Zalim Emir’in bu hareketinden keyiflenen Viking gevrek kahkahalarını koyuvermişti bile.
“Ama daha bitirmedim ki” diye susturdu onları Hekim. “Emir kibirine hakim olamamış asırlardır süregelen efsaneyi kendi denemek istemişti. Sonunda kılıcı kendisi çekince de halkın bütün umutlarını söndürmüştü işte.
“Meydanda toplanan halk dehşet içerisinde Emir’i seyrediyordu. Hepsinin aklından geçen düşünce aynıydı. Kahraman falan yoktu. Kehanet yalandı. Yüzlerce yıl hiçbir şey yapmadan yalnızca uydurma bir kahramanın ve onun uydurma kılıcının Emir’i öldüreceğine inanmışlardı. Artık umut yoktu. Bir şeyler yapmazlarsa dedelerinin kanını içen cani, torunlarının da kanlarını içerek hayatta kalmaya devam edecekti.

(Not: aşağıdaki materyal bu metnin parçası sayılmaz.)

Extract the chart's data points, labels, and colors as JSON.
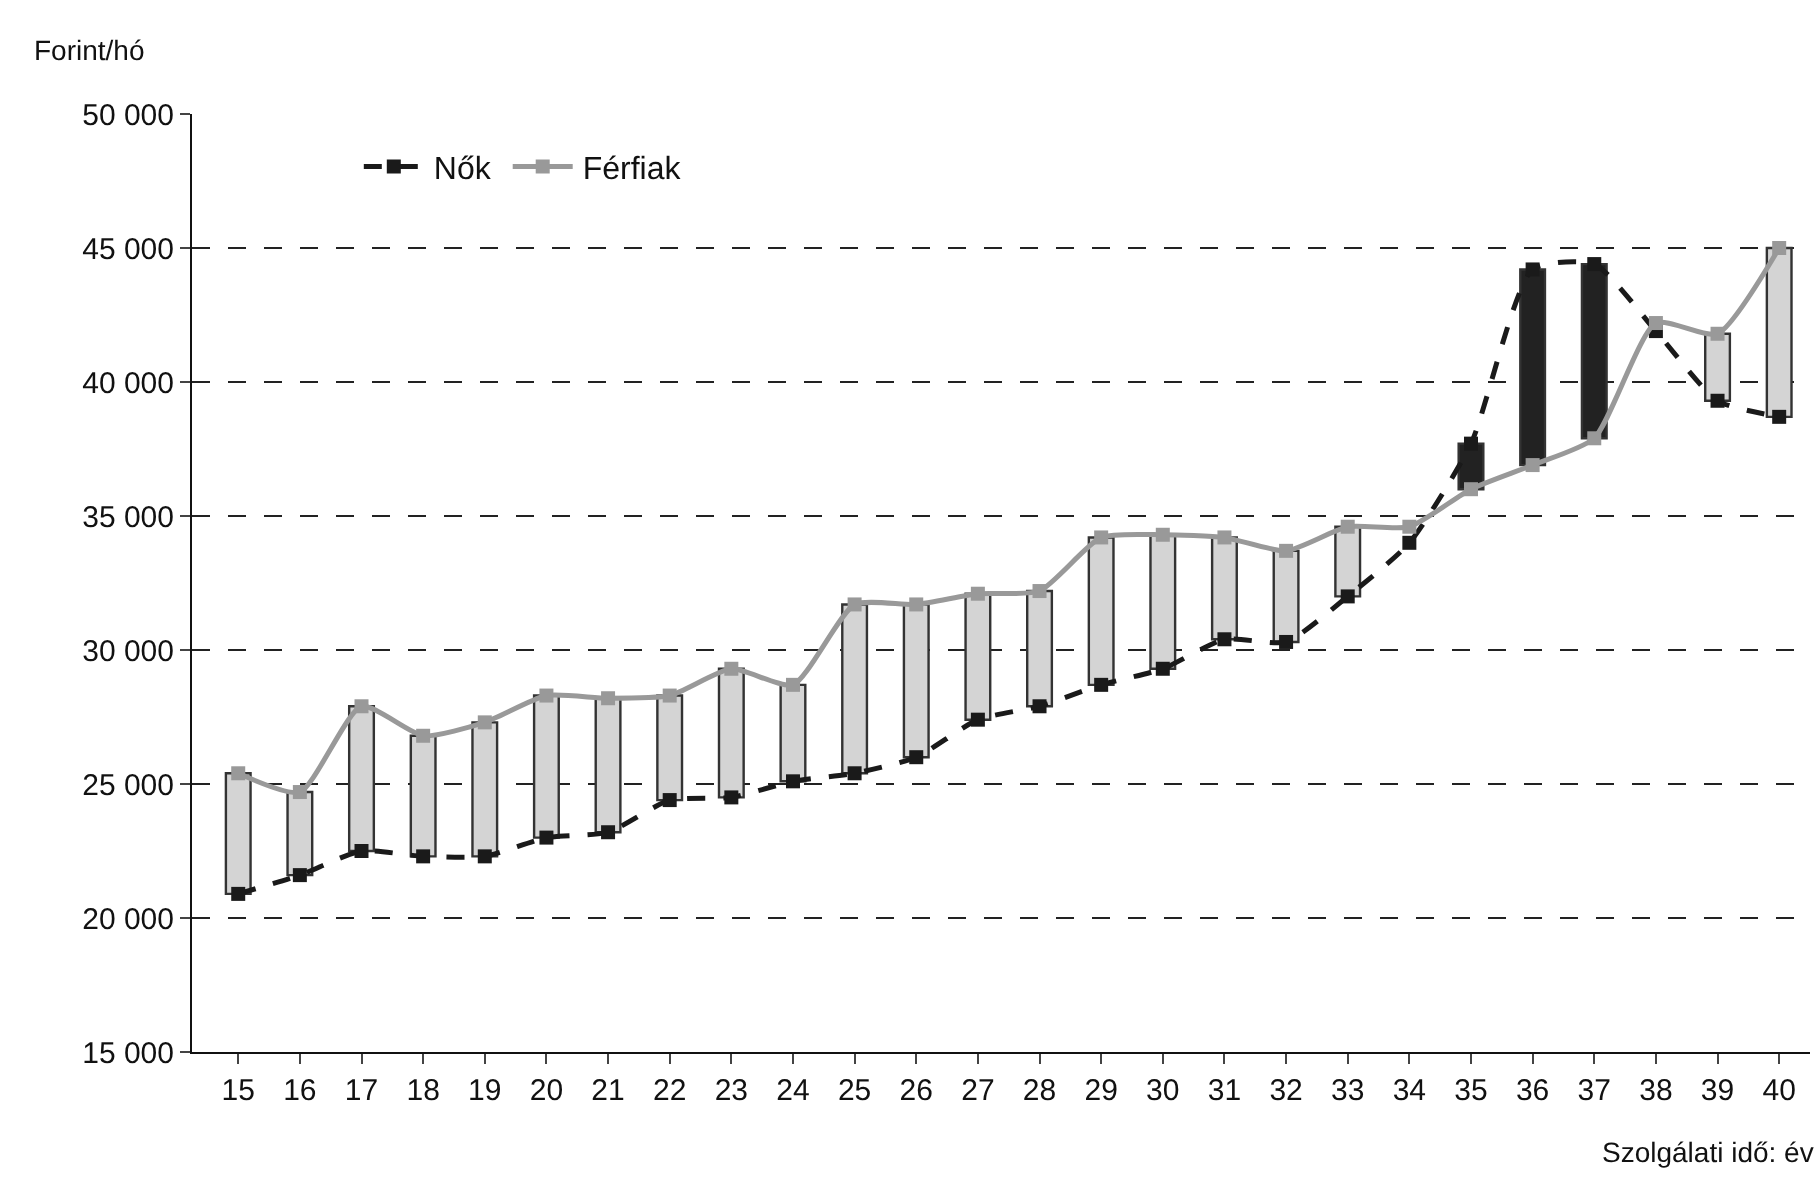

“Yeni kılıcının üzerine bir baston gibi dayanıp mağrur bir şekilde kullarını seyreden Emir, kafasına gelen bir darbeyle irkildi. Kalabalığın içinden gelen bir taş alnına isabet etmişti. Bu darbe canını yakmamıştı ama onu sinirlendirmeye yetmişti. Kılıcını kaldırıp kendisine taşı atan gence doğru yöneldi. Fakat kalabalıkta bir değişiklik vardı bu kez. Her zamanki gibi kendisi ilerlerken onlar geri kaçmıyordu. Aksine üzerine geliyorlardı.

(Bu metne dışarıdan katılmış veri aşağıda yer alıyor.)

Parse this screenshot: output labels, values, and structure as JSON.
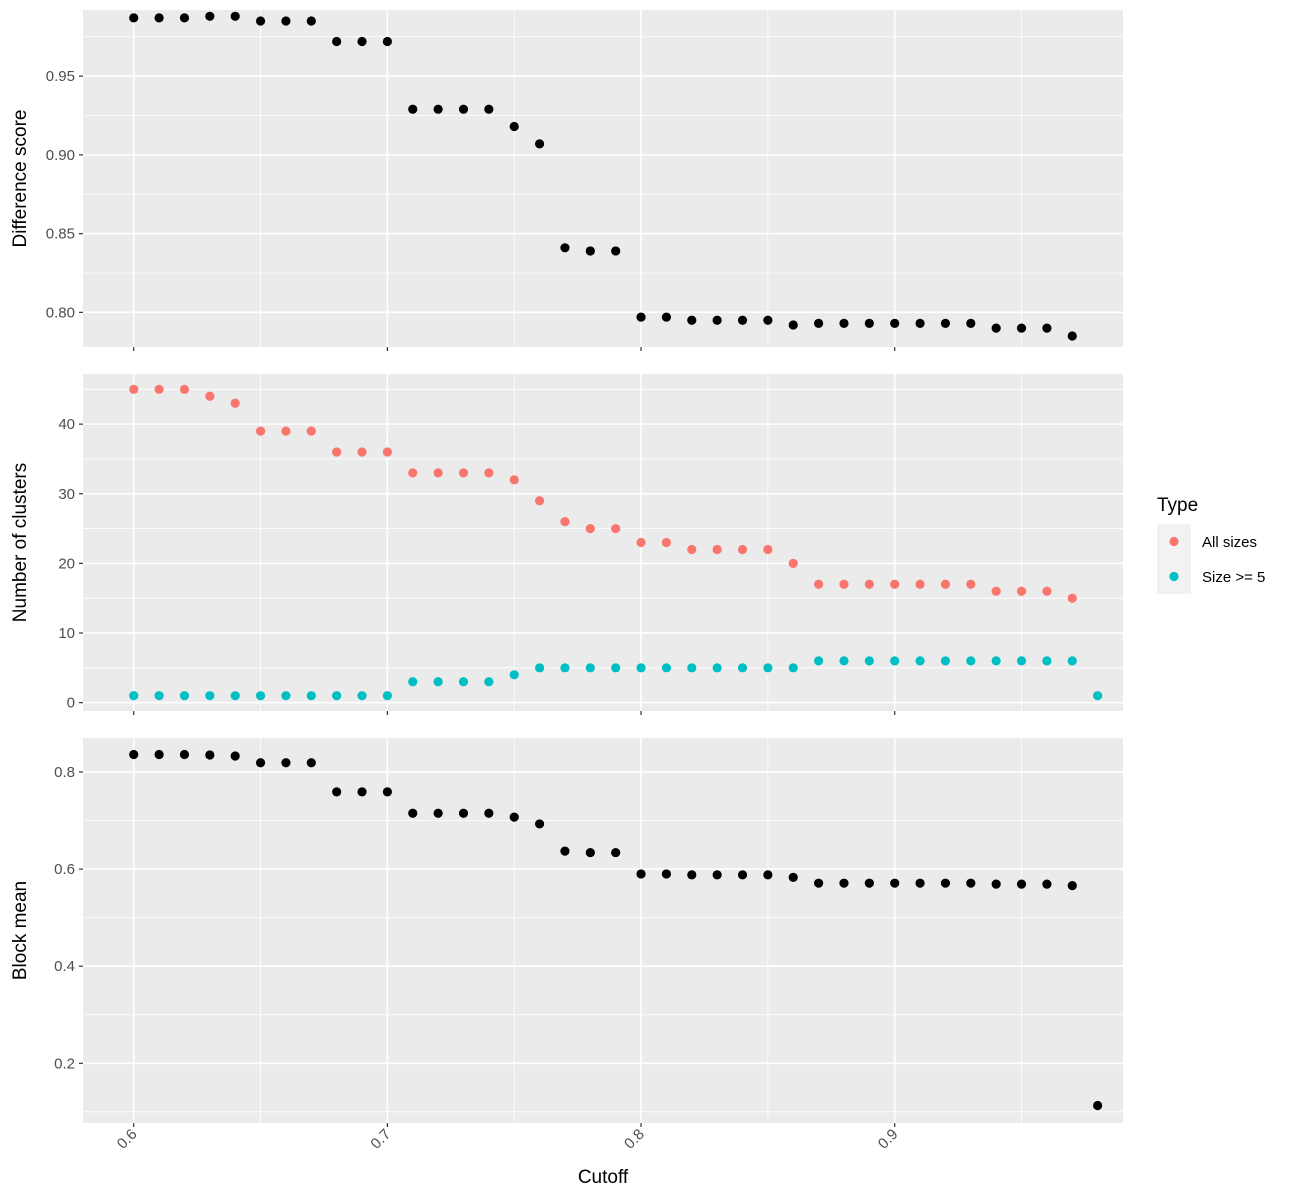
{
  "chart_data": {
    "type": "scatter",
    "xlabel": "Cutoff",
    "x_ticks": [
      0.6,
      0.7,
      0.8,
      0.9
    ],
    "x_tick_labels": [
      "0.6",
      "0.7",
      "0.8",
      "0.9"
    ],
    "xlim": [
      0.58,
      0.99
    ],
    "grid": true,
    "legend": {
      "title": "Type",
      "placement": "right",
      "entries": [
        {
          "label": "All sizes",
          "color": "#F8766D"
        },
        {
          "label": "Size >= 5",
          "color": "#00BFC4"
        }
      ]
    },
    "panels": [
      {
        "ylabel": "Difference score",
        "ylim": [
          0.778,
          0.992
        ],
        "y_ticks": [
          0.8,
          0.85,
          0.9,
          0.95
        ],
        "y_tick_labels": [
          "0.80",
          "0.85",
          "0.90",
          "0.95"
        ],
        "y_minor": [
          0.825,
          0.875,
          0.925,
          0.975
        ],
        "series": [
          {
            "color": "#000000",
            "x": [
              0.6,
              0.61,
              0.62,
              0.63,
              0.64,
              0.65,
              0.66,
              0.67,
              0.68,
              0.69,
              0.7,
              0.71,
              0.72,
              0.73,
              0.74,
              0.75,
              0.76,
              0.77,
              0.78,
              0.79,
              0.8,
              0.81,
              0.82,
              0.83,
              0.84,
              0.85,
              0.86,
              0.87,
              0.88,
              0.89,
              0.9,
              0.91,
              0.92,
              0.93,
              0.94,
              0.95,
              0.96,
              0.97
            ],
            "y": [
              0.987,
              0.987,
              0.987,
              0.988,
              0.988,
              0.985,
              0.985,
              0.985,
              0.972,
              0.972,
              0.972,
              0.929,
              0.929,
              0.929,
              0.929,
              0.918,
              0.907,
              0.841,
              0.839,
              0.839,
              0.797,
              0.797,
              0.795,
              0.795,
              0.795,
              0.795,
              0.792,
              0.793,
              0.793,
              0.793,
              0.793,
              0.793,
              0.793,
              0.793,
              0.79,
              0.79,
              0.79,
              0.785
            ]
          }
        ]
      },
      {
        "ylabel": "Number of clusters",
        "ylim": [
          -1.2,
          47.2
        ],
        "y_ticks": [
          0,
          10,
          20,
          30,
          40
        ],
        "y_tick_labels": [
          "0",
          "10",
          "20",
          "30",
          "40"
        ],
        "y_minor": [
          5,
          15,
          25,
          35,
          45
        ],
        "series": [
          {
            "name": "All sizes",
            "color": "#F8766D",
            "x": [
              0.6,
              0.61,
              0.62,
              0.63,
              0.64,
              0.65,
              0.66,
              0.67,
              0.68,
              0.69,
              0.7,
              0.71,
              0.72,
              0.73,
              0.74,
              0.75,
              0.76,
              0.77,
              0.78,
              0.79,
              0.8,
              0.81,
              0.82,
              0.83,
              0.84,
              0.85,
              0.86,
              0.87,
              0.88,
              0.89,
              0.9,
              0.91,
              0.92,
              0.93,
              0.94,
              0.95,
              0.96,
              0.97
            ],
            "y": [
              45,
              45,
              45,
              44,
              43,
              39,
              39,
              39,
              36,
              36,
              36,
              33,
              33,
              33,
              33,
              32,
              29,
              26,
              25,
              25,
              23,
              23,
              22,
              22,
              22,
              22,
              20,
              17,
              17,
              17,
              17,
              17,
              17,
              17,
              16,
              16,
              16,
              15
            ]
          },
          {
            "name": "Size >= 5",
            "color": "#00BFC4",
            "x": [
              0.6,
              0.61,
              0.62,
              0.63,
              0.64,
              0.65,
              0.66,
              0.67,
              0.68,
              0.69,
              0.7,
              0.71,
              0.72,
              0.73,
              0.74,
              0.75,
              0.76,
              0.77,
              0.78,
              0.79,
              0.8,
              0.81,
              0.82,
              0.83,
              0.84,
              0.85,
              0.86,
              0.87,
              0.88,
              0.89,
              0.9,
              0.91,
              0.92,
              0.93,
              0.94,
              0.95,
              0.96,
              0.97,
              0.98
            ],
            "y": [
              1,
              1,
              1,
              1,
              1,
              1,
              1,
              1,
              1,
              1,
              1,
              3,
              3,
              3,
              3,
              4,
              5,
              5,
              5,
              5,
              5,
              5,
              5,
              5,
              5,
              5,
              5,
              6,
              6,
              6,
              6,
              6,
              6,
              6,
              6,
              6,
              6,
              6,
              1
            ]
          }
        ]
      },
      {
        "ylabel": "Block mean",
        "ylim": [
          0.077,
          0.87
        ],
        "y_ticks": [
          0.2,
          0.4,
          0.6,
          0.8
        ],
        "y_tick_labels": [
          "0.2",
          "0.4",
          "0.6",
          "0.8"
        ],
        "y_minor": [
          0.1,
          0.3,
          0.5,
          0.7
        ],
        "series": [
          {
            "color": "#000000",
            "x": [
              0.6,
              0.61,
              0.62,
              0.63,
              0.64,
              0.65,
              0.66,
              0.67,
              0.68,
              0.69,
              0.7,
              0.71,
              0.72,
              0.73,
              0.74,
              0.75,
              0.76,
              0.77,
              0.78,
              0.79,
              0.8,
              0.81,
              0.82,
              0.83,
              0.84,
              0.85,
              0.86,
              0.87,
              0.88,
              0.89,
              0.9,
              0.91,
              0.92,
              0.93,
              0.94,
              0.95,
              0.96,
              0.97,
              0.98
            ],
            "y": [
              0.836,
              0.836,
              0.836,
              0.835,
              0.833,
              0.819,
              0.819,
              0.819,
              0.759,
              0.759,
              0.759,
              0.715,
              0.715,
              0.715,
              0.715,
              0.707,
              0.693,
              0.637,
              0.634,
              0.634,
              0.59,
              0.59,
              0.588,
              0.588,
              0.588,
              0.588,
              0.583,
              0.571,
              0.571,
              0.571,
              0.571,
              0.571,
              0.571,
              0.571,
              0.569,
              0.569,
              0.569,
              0.566,
              0.113
            ]
          }
        ]
      }
    ]
  }
}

“Kılıcıyla bir tanesini biçti. Sonra ikincisini. Fakat kılıçla vurarak bitmiyorlardı. Yere düştükten sonra kılıcını kaybetti. O yere düşünce yüzlerce insan üzüme üşüşen karıncalar gibi üzerine atıldı. Yüzyıllardır ektiği vahşetin meyvelerini yiyordu şimdi. İnsanlar çıplak elleriyle onu parçalıyor o ise hiçbir şey yapamıyordu. En büyük gücü olan ölümsüzlüğü en büyük laneti haline gelmişti. Acı çekiyor fakat ölemiyordu.
“Kalbini yerinden söktüklerinde artık bedeninde hareket edebilecek bir uzvu kalmamıştı. Hala atmakta olan kalbi taşlarla ezerek parçalayan halk özgürlüğün dayanılmaz coşkusuyla saraya hücum etti.” Saraydaki yağmalamayı anlatırken sözü yeniden kesildi Hekim’in.

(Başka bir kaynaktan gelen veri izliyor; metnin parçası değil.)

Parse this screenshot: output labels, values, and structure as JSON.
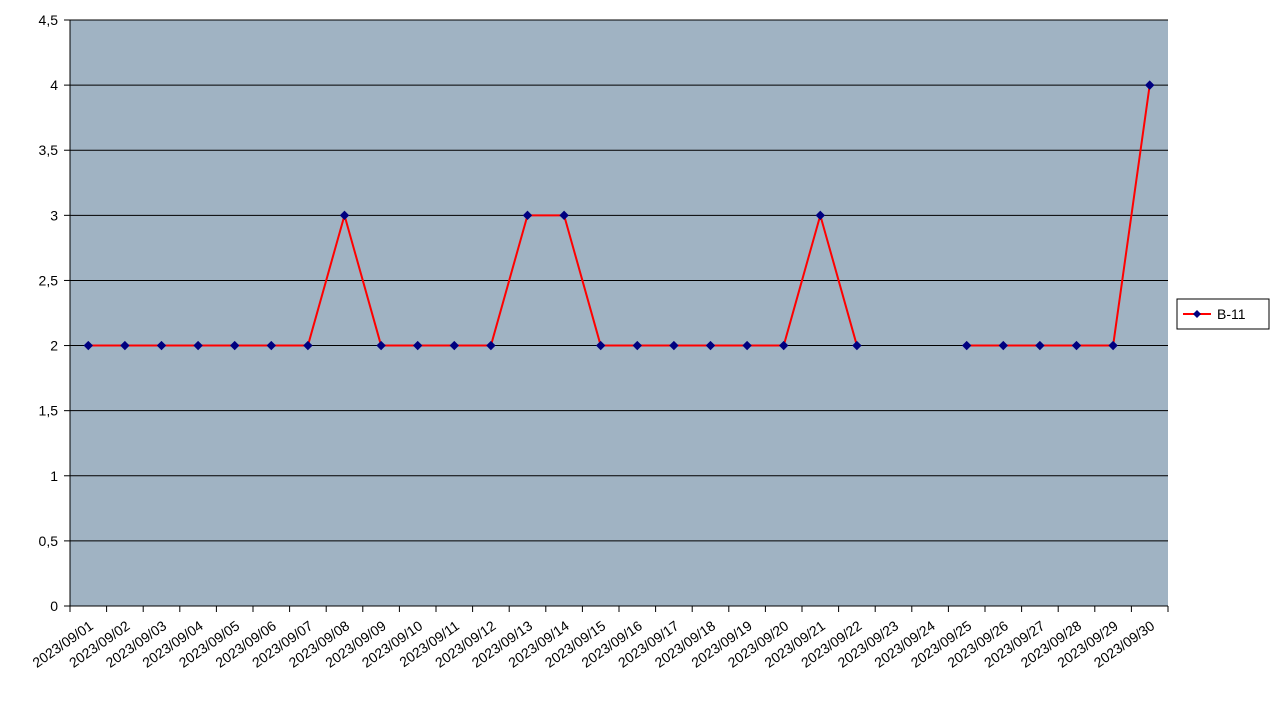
{
  "chart_data": {
    "type": "line",
    "title": "",
    "xlabel": "",
    "ylabel": "",
    "categories": [
      "2023/09/01",
      "2023/09/02",
      "2023/09/03",
      "2023/09/04",
      "2023/09/05",
      "2023/09/06",
      "2023/09/07",
      "2023/09/08",
      "2023/09/09",
      "2023/09/10",
      "2023/09/11",
      "2023/09/12",
      "2023/09/13",
      "2023/09/14",
      "2023/09/15",
      "2023/09/16",
      "2023/09/17",
      "2023/09/18",
      "2023/09/19",
      "2023/09/20",
      "2023/09/21",
      "2023/09/22",
      "2023/09/23",
      "2023/09/24",
      "2023/09/25",
      "2023/09/26",
      "2023/09/27",
      "2023/09/28",
      "2023/09/29",
      "2023/09/30"
    ],
    "series": [
      {
        "name": "B-11",
        "color": "#ff0000",
        "marker_color": "#000080",
        "values": [
          2,
          2,
          2,
          2,
          2,
          2,
          2,
          3,
          2,
          2,
          2,
          2,
          3,
          3,
          2,
          2,
          2,
          2,
          2,
          2,
          3,
          2,
          null,
          null,
          2,
          2,
          2,
          2,
          2,
          4
        ]
      }
    ],
    "ylim": [
      0,
      4.5
    ],
    "y_ticks": [
      "0",
      "0,5",
      "1",
      "1,5",
      "2",
      "2,5",
      "3",
      "3,5",
      "4",
      "4,5"
    ],
    "grid": true,
    "legend_position": "right",
    "plot_background": "#a0b3c3"
  }
}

“Şimdi bu büyücü yalan mı söylemiş? Neden böyle bir şey yapmış?” diye sordu Gianni.
“Hayır! Büyücü kılıç yerinden söküldüğünde Emir’in sonunun geleceğini söylemişti ve dedikleri doğru çıktı. Onun söylediklerini çarpıtan halkın kendisi olmuş.” Diye düzeltti onu Begüm.
“Çok doğru!”
“Onları Emir’in zulmünden kurtarmak için önce umut vermiş. Sonra da ellerinden almış. Çünkü insanın en güçlü olduğu an umudunu kaybettiği andır. Emir’in bir gün bu kılıcı yerinden çıkarmayı deneyeceğini biliyormuş ihtiyar.”
“Hanım efendi masalın bütün özünü çıkardı gördüğünüz gibi. Artık uyuyabilir miyiz?”
Herkes yorgunluğun ve masalın üzerine güzel bir uyku çekmek konusunda hemfikirdi. Nöbetler paylaşıldı ve ateş tazelendi. Çam kokularının ferahlığıyla Antakura kayalıklarının tatlı esintisi birleşince uykuya dalmak hiç de zor olmadı onlar için.